Il y a bien quelques personnes qui vivent avec moi, mais je n'y prêtais pas vraiment attention. Après tout, eux non plus ne s'intéressaient pas à moi. Vous vous dites probablement que c'est triste, et que je vous fais pitié. Faire partie du décor c'est le quotidien de ceux qui ont une personnalité insipide. Il n'y avait pas grand chose qui m'intéressait dans la vie, j'avais vite l'impression de tourner en rond. Malgré mes yeux grands ouverts je ne voyais pas grand chose, si ce n'est l'opaque ennui qui m'emprisonnait de jour comme de nuit.

Je ne sors jamais, je ne peux pas. Au début j'avais bon espoir, j'étais un peu effrayé car tout était nouveau bien sûr, mais finalement je n'ai pas eu besoin de poser la question. J'ai vite compris. Du moins je l'ai entendu par hasard, au détour d'une conversation qu'ils n'ont même pas pris la peine de chuchoter ; autant vous l'avouer, je n'en ai plus pour très longtemps.

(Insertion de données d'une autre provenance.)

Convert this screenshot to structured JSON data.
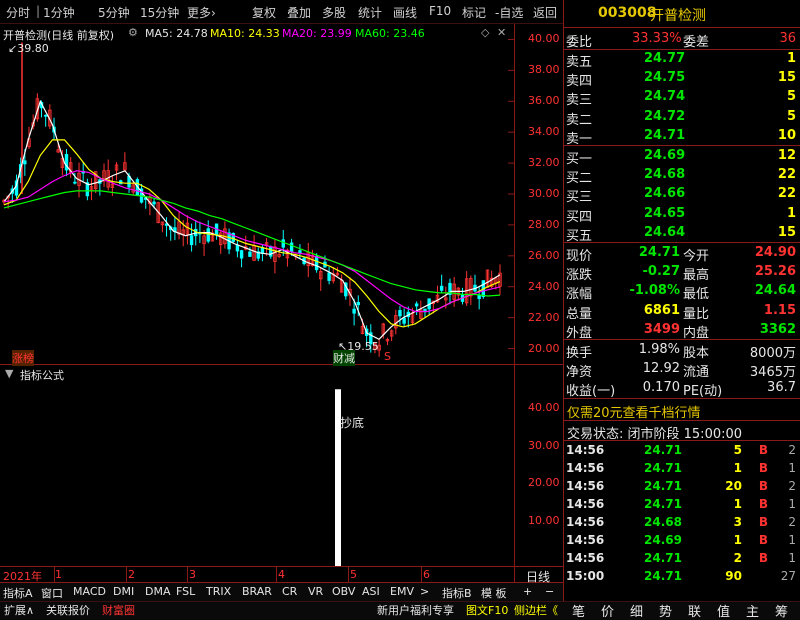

À partir de ce constat rédhibitoire, que faire ? Je suis resté un moment dans le déni à essayer de m'agiter, de protester. J'ai fini par lâcher l'affaire, je me suis laissé porter. Je suis devenu léthargique, je voulais juste ne pas faire de vagues pour qu'on m'oublie et qu'on me laisse tranquille. Ils se sont plaint bien sûr, au début du moins. Ils sont venus me parler, il ont essayé de me secouer un peu pour que je bouge, mais je m'en fichais éperdument. Alors finalement eux aussi ont lâché l'affaire.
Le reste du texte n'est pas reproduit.